UAE-based Etisalat has written off $827 million (3.04 billion dirhams) on account of the uncertain future of its India operations. Etisalat, which owns 45 per cent stake in the mobile company Etisalat DB, is one of the foreign investors hit by the Supreme Court's ruling on cancelling licences awarded in 2008.
Etisalat said on Thursday that it has decided to recognise an impairment charge in its 2011 consolidated financial statements aggregating 3.04 billion Arabian Dirhams (AED) before Federal Royalty. “The net impact of this charge on our consolidated net profit after Federal Royalty amounts to AED1,020 million,” the company said in a statement.
Just solution
Etisalat said it expects the Government of India to bring about a rapid and just solution and to fairly compensate investors fairly. “Etisalat is also continuing to assess the legal consequences of the Supreme Court's decision and Etisalat's strategic options in India,” the company said.
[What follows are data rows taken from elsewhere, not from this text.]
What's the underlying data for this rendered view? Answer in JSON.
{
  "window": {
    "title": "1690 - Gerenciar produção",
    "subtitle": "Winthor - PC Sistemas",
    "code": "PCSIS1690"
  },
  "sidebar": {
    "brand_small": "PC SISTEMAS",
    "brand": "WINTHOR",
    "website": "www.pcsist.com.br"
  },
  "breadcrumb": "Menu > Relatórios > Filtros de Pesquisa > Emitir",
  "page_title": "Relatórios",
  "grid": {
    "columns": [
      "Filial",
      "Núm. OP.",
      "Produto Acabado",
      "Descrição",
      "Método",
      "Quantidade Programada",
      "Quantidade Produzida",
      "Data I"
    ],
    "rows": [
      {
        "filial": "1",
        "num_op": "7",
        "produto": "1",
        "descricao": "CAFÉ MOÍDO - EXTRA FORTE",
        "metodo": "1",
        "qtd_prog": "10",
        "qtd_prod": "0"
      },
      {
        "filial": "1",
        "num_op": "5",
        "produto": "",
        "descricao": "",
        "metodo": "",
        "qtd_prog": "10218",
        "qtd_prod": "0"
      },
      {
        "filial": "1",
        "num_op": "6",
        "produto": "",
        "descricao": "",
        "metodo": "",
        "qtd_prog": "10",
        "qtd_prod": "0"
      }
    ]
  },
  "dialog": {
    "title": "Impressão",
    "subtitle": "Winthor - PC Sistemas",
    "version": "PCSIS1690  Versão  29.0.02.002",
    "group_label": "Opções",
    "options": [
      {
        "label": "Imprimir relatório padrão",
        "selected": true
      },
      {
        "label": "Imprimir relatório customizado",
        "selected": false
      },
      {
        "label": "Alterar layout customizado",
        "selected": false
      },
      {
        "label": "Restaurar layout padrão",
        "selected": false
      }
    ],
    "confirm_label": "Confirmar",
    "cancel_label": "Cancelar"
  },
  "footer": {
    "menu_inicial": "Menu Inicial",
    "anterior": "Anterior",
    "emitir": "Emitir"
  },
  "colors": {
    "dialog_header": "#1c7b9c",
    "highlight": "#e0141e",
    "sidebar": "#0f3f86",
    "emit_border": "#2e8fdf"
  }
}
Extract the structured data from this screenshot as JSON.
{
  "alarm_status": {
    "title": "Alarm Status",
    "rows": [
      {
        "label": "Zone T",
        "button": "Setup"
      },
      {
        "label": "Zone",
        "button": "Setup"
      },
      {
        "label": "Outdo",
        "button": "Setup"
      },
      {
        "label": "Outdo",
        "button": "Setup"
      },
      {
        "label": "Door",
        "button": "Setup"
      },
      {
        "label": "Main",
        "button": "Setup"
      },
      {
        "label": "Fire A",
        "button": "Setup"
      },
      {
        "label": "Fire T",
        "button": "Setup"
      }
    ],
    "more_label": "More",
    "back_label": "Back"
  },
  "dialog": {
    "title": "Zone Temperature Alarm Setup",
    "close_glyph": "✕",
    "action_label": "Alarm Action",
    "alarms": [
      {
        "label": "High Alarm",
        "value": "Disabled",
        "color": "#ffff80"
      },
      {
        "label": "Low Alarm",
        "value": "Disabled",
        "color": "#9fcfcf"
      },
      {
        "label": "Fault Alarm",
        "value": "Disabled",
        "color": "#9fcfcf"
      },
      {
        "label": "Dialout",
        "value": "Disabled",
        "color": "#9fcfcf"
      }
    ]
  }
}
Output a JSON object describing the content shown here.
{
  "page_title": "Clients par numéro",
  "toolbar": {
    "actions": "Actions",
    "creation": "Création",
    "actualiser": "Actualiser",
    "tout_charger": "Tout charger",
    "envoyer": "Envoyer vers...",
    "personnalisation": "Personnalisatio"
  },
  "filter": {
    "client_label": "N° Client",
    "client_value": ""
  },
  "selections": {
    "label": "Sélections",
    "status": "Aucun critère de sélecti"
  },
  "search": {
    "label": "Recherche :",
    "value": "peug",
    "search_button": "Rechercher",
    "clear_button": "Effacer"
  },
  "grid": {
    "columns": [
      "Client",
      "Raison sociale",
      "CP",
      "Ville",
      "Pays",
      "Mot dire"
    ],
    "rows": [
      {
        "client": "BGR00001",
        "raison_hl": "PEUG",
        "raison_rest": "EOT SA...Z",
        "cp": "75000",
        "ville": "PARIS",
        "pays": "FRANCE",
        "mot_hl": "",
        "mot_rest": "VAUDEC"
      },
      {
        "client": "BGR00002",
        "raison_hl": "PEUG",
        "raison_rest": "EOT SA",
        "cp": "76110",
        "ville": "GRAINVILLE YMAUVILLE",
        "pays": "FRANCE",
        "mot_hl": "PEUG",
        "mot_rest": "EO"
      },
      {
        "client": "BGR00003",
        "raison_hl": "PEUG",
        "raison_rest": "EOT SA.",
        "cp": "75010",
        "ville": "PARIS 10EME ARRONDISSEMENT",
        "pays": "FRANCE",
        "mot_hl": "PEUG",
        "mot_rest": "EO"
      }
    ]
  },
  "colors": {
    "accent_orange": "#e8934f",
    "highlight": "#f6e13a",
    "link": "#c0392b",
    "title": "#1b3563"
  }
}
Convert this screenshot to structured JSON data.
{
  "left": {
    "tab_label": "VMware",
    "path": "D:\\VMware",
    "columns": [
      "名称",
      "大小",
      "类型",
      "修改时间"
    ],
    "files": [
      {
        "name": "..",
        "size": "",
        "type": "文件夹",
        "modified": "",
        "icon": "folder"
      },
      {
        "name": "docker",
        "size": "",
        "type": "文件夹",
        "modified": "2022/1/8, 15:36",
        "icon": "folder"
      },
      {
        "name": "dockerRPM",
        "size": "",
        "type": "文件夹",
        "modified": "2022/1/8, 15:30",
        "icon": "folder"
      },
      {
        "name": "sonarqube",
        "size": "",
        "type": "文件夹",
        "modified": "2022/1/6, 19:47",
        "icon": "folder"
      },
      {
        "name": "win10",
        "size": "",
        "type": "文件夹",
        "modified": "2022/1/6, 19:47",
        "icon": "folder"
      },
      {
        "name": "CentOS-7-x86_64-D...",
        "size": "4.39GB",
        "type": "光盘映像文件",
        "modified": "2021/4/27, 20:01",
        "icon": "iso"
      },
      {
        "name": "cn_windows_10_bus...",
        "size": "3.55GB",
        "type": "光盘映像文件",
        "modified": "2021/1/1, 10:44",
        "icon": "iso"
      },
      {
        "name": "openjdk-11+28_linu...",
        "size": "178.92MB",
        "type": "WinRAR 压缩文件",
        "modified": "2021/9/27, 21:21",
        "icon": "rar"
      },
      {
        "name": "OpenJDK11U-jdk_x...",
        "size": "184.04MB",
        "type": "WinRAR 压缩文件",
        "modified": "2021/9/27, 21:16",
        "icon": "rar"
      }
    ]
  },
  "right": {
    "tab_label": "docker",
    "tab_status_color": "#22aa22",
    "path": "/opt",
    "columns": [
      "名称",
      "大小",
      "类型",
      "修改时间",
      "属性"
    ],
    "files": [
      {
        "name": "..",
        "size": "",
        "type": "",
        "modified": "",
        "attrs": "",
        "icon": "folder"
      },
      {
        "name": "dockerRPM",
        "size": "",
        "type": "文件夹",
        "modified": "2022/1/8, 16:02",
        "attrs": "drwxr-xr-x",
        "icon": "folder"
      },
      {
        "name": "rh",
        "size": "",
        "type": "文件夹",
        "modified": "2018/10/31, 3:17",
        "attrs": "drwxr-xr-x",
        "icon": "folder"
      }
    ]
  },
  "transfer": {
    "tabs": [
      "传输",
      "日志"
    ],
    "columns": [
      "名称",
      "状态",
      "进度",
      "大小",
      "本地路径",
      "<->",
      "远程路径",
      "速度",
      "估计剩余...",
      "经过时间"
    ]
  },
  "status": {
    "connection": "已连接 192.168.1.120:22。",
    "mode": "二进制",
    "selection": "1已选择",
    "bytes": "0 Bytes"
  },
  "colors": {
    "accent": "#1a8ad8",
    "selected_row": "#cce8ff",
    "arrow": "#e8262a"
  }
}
Etisalat had paid $900 million in 2008 for a 45 per cent stake in Swan Telecom, after the licence had been granted.
The company said it invested more than $1 billion in the venture, now renamed Etisalat DB. Etisalat DB has licences for 15 circles and 1.7 million subscribers as of December.
“The Supreme Court's decision took the entire industry by surprise and significantly alters the competitive landscape in India's telecommunications market,” Etisalat said, adding that it invested in Swan telecom long after the 2G licences were awarded.
Exit option
Other foreign investors affected by the court's ruling include Norway's Telenor, Bahrain's Batelco and Russia's Sistema. On Wednesday, Batelco announced its decision to exit the Indian venture STel by selling its stake back to the Sivasankaran Group.
Telenor has written of $721 million (4.2 billion Kroner) worth value from its Indian venture Uninor. Telenor said that it may buy back spectrum through an auction if rules are conducive but it has kept the exit option open.